Four million households were targeted with the Gas Yetu six-kilogramme cylinders fitted with burners and grills.


The beneficiaries would refill them at a cost of Ksh840 ($8.4) per cylinder.

Many poor households cannot afford the 6kg cooking gas cylinders at market rates of about $36 each, and the government’s plan to provide subsidised cylinders was seen as a ray of hope for the families.

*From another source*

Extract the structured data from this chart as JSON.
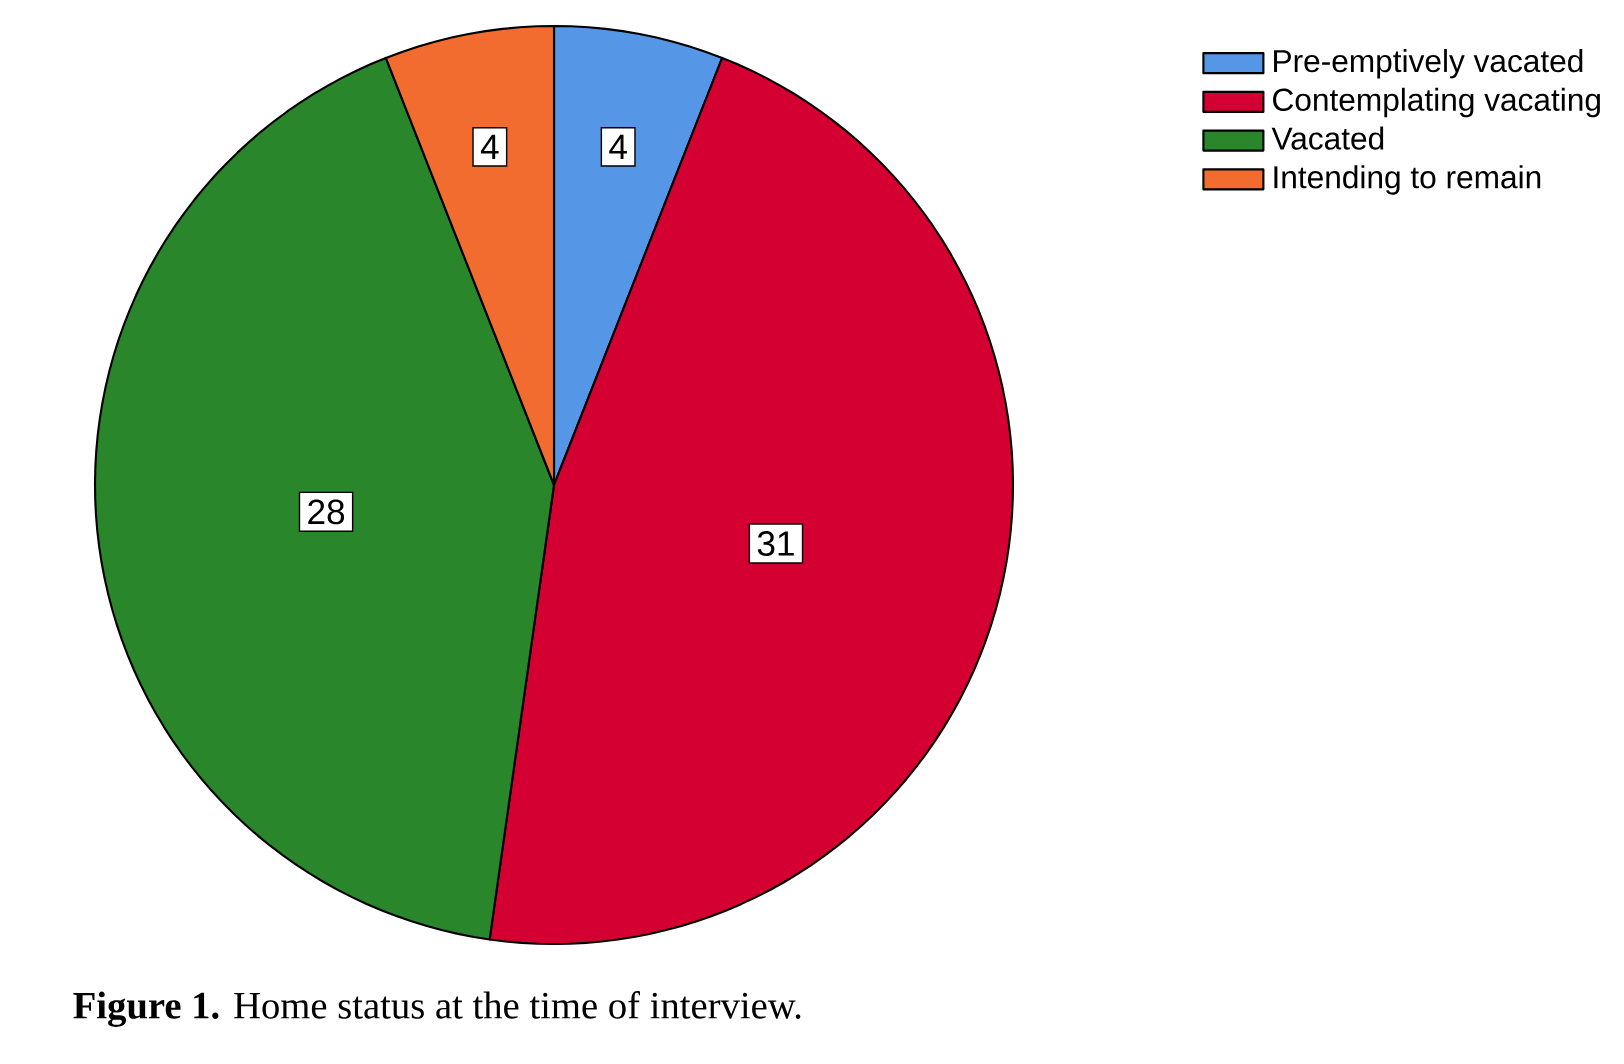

About 80 per cent of Kenya’s households rely on charcoal and kerosene for cooking and the government had planned to enhance liquefied Petroleum gas penetration from approximately 10 per cent currently to 70 per cent within the next three years.


Meanwhile, Director of Criminal Investigations George Kinoti has ordered a probe into how fraudulent suppliers delivered 67,251 faulty gas cylinders in the project.

Mr Kinoti said that he would establish how the Petroleum Ministry and the National Oil Corporation of Kenya (Nock) authorised the contract given to a consortium led by Allied East Africa Ltd.

“We will initiate a probe. We cannot allow a programme that is funded by taxpayers to put Kenyan citizens at risk,” said Mr Kinoti.

Last year, the National Treasury allocated Ksh2.2 billion ($22 million) for the three year-programme (2017-2019) and later increased the amount by more than Ksh700 million ($7 million) through a supplementary budget, pushing the total funding to Ksh3.1 billion ($31 million).

The initial tender for the purchase of 357,000 gas cylinders was valued at Ksh778 million ($7.78 million).

The EastAfrican has learnt that the Petroleum Ministry cancelled two other tenders to procure close to 700,000 cylinders, citing lack of funds.

One of the tenders in which the government had planned to purchase 375,000 gas cylinders was cancelled in December last year, and another of 300,000 cylinders was cancelled early this month.

Fraudulent suppliers delivered leaking cylinders and failing to fill their tender quantum.

“Not all suppliers have delivered all the cylinders as per the tender award,” said Norris Ongalo, Nock’s manager in-charge of special projects.

The government has since cancelled the contract for Allied East Africa and ordered the firm to pay over Ksh40 million ($400,000) in compensation, according to confidential documents seen by The EastAfrican.